House approves Defense Appropriations Act for FY 2014

The U.S. House of Representatives approved the fiscal year 2014 Defense Appropriations Act on Wednesday, a bill that includes funding for critical security needs and military efforts abroad.

H.R. 2397 provides $512.5 billion in non-war funding, a decrease of $5.1 billion when compared to the FY 2013 enacted level and $3.4 billion below President Obama's request. The bill is approximately $28.1 billion above the current level caused by automatic sequestration spending cuts.

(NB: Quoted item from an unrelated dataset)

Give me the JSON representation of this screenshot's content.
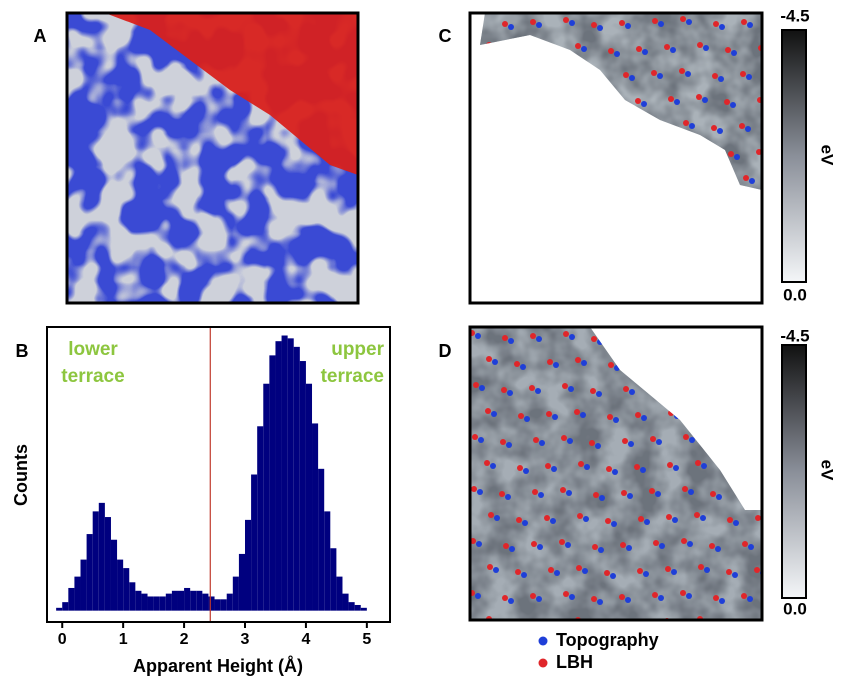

"It is always important to remember that our freedom isn't free; our liberties, our rights, and our property are preserved by our national defense - but at a cost," Rep. Hal Rogers (R-Ky.), the chairman of the appropriations committee, said. "We've already seen the distressing toll that the heavy-handed, indiscriminate cuts of sequestration have taken on our military, leading to a loss of readiness of our troops and risking our national security."

Approved amendments to the bill include the prohibition of funds from being used to reduce U.S. nuclear forces under the New Strategic Arms Reduction Treaty, the prevention of funds from being used to reduce strategic delivery systems in contravention of the Arms Control and Disarmament Act and the prohibition of funds to conduct an environmental impact study on intercontinental ballistic missiles.

Rogers praised the passage of the bill for its balance between cost-cutting and military support.

"I applaud the passage of this important bill, which strikes a balance between fiscal responsibility and sufficient support for our military," Rogers said. "With this legislation, precious funds are prioritized to advance our missions abroad, to prepare and equip our troops, and to ensure the readiness and effectiveness of our military."

The bill also includes $85.8 billion in war funding for use in Overseas Contingency Operations.